Rutger Oelsen
1944
ACTOR BIOGRAPHY
Rutger Oelsen Hauer was born on 23 January 1944 in Breukelen in the Netherlands. He is the son of drama teachers Teunke (née Mellema) and Arend Hauer. He has three sisters, one older and two younger.
Hauer grew up in Amsterdam. Since his parents were very occupied with their careers, he and his sisters were brought up mostly by nannies. He went to a Waldorf school.
At the age of 15, Hauer ran off to sea and spent a year scrubbing decks aboard a freighter. Returning home, he worked as an electrician and a joiner for three years while attending acting classes at night school. Hauer served in the Royal Netherlands Navy.
Hauer joined an experimental troupe, with which he remained for five years before Paul Verhoeven cast him in the lead role of the 1969 television series Floris, a Dutch medieval action drama. The role made him famous in his native country, and Hauer reprised his role for the 1975 German remake Floris von Rosemund. Hauer's career changed course when Verhoeven cast him in Turkish Delight (1973). The film found box office favour abroad and at home, and Hauer looked to branch out to more international productions. Within two years, Hauer made his English-language debut in the British film The Wilby Conspiracy (1975). Set in South Africa, the film was an action-drama with a focus on apartheid. Hauer's supporting role, however, was barely noticed in Hollywood, and he returned to Dutch films for several years. During this period, he made Katie Tippel (1975) and worked again with Verhoeven on Soldier of Orange (1977), and Spetters (1980).
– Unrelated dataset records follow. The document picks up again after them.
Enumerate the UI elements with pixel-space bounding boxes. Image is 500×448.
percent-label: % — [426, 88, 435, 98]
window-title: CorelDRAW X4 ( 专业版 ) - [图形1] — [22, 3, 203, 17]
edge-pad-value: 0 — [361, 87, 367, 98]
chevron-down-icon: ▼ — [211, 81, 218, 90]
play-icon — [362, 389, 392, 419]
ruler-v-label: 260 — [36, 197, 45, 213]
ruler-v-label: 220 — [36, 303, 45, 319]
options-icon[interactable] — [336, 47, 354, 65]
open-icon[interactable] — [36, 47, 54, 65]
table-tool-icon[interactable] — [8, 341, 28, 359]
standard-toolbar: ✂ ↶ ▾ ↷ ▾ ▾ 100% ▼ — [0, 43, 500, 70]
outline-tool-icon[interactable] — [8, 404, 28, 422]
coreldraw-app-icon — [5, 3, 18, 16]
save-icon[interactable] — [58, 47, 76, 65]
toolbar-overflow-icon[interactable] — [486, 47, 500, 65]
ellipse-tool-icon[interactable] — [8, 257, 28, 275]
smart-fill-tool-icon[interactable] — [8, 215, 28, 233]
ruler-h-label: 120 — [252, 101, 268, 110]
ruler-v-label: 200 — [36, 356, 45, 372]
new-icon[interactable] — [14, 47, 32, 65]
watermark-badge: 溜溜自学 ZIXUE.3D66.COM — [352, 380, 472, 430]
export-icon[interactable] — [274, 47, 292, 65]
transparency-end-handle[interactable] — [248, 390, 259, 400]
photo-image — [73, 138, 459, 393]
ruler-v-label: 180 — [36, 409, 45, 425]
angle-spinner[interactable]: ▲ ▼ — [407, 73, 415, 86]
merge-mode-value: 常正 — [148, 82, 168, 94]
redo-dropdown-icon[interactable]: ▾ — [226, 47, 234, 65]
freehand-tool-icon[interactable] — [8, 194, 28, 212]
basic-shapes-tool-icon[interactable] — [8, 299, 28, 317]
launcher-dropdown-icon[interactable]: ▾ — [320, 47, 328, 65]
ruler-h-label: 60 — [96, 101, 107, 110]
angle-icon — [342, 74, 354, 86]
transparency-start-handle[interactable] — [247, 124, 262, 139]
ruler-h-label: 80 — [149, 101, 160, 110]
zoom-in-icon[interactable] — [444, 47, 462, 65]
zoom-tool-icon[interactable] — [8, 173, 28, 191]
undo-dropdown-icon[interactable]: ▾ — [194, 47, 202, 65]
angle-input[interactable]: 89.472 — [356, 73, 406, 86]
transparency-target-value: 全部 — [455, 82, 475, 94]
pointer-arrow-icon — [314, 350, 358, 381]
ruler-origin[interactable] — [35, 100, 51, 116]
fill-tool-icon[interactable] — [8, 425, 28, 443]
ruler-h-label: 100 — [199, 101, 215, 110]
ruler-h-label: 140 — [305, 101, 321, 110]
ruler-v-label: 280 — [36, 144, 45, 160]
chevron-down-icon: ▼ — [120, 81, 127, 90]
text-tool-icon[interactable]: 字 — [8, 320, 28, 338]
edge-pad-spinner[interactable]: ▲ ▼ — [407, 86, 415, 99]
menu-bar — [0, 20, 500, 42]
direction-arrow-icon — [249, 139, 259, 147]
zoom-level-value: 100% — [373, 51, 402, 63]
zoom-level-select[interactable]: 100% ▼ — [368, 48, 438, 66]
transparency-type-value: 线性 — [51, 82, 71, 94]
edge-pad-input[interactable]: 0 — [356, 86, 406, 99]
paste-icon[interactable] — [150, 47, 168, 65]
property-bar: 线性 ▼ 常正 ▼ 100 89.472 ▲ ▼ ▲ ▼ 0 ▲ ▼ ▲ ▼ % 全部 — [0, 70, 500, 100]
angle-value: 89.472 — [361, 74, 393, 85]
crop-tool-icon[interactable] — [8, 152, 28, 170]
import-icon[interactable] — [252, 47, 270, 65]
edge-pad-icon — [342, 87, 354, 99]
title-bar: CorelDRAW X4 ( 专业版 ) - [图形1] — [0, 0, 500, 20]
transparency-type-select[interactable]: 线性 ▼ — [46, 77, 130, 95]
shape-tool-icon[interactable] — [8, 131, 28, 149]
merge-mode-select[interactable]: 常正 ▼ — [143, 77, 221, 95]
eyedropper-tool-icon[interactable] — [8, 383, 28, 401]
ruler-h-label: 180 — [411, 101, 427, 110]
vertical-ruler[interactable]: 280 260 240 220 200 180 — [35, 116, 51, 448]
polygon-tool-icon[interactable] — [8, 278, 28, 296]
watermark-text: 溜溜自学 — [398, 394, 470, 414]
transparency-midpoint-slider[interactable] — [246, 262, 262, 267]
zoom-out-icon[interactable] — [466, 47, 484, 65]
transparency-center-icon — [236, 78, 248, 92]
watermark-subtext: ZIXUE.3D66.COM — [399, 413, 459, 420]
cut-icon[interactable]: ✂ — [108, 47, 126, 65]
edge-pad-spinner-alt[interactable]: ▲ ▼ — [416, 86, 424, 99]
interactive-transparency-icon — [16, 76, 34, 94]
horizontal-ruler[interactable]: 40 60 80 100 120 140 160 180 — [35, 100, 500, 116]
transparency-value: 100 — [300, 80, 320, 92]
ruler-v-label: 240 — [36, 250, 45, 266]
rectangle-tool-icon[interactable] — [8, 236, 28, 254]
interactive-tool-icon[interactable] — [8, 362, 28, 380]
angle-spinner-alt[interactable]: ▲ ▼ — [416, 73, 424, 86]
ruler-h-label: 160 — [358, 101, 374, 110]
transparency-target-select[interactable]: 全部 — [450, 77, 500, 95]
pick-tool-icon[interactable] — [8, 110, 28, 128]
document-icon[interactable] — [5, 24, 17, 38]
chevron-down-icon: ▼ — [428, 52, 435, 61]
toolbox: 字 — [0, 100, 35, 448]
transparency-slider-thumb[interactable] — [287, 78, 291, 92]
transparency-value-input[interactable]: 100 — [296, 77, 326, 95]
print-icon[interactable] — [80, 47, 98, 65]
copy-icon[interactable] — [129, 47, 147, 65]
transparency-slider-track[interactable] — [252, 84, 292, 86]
These two films paired Hauer with fellow Dutch actor Jeroen Krabbé.
Rutger Hauer in Escape from Sobibor, 1987
Hauer made his American debut in the Sylvester Stallone film Nighthawks (1981) as a psychopathic and cold blooded terrorist named Wulfgar. The following year, he appeared in arguably his most famous and acclaimed role as the eccentric and violent but sympathetic anti-hero Roy Batty in Ridley Scott's 1982 science fiction thriller Blade Runner, in which he improvised the famous tears in rain monologue. Hauer went on to play the adventurer courting Theresa Russell in Eureka (1983), the investigative reporter opposite John Hurt in The Osterman Weekend (1983), the hardened Landsknecht mercenary Martin in Flesh & Blood (1985), and the knight paired with Michelle Pfeiffer in Ladyhawke (1985).
He continued to make an impression on audiences in The Hitcher (1986), in which he played a mysterious hitchhiker tormenting a lone motorist and murdering anyone in his way. At the height of Hauer's fame, he was set to be cast as RoboCop though the role went to Peter Weller. That same year, Hauer starred as Nick Randall in Wanted: Dead or Alive as the descendant of the character played by Steve McQueen in the television series of the same name. In The Legend of the Holy Drinker (1989), Hauer showed a more soulful side. Phillip Noyce also attempted to capitalize, with far less success, on Hauer's spiritual qualities in the martial arts action adventure Blind Fury (1989). Hauer returned to science fiction with The Blood of Heroes (1990), in which he played a former champion in a post-apocalyptic world.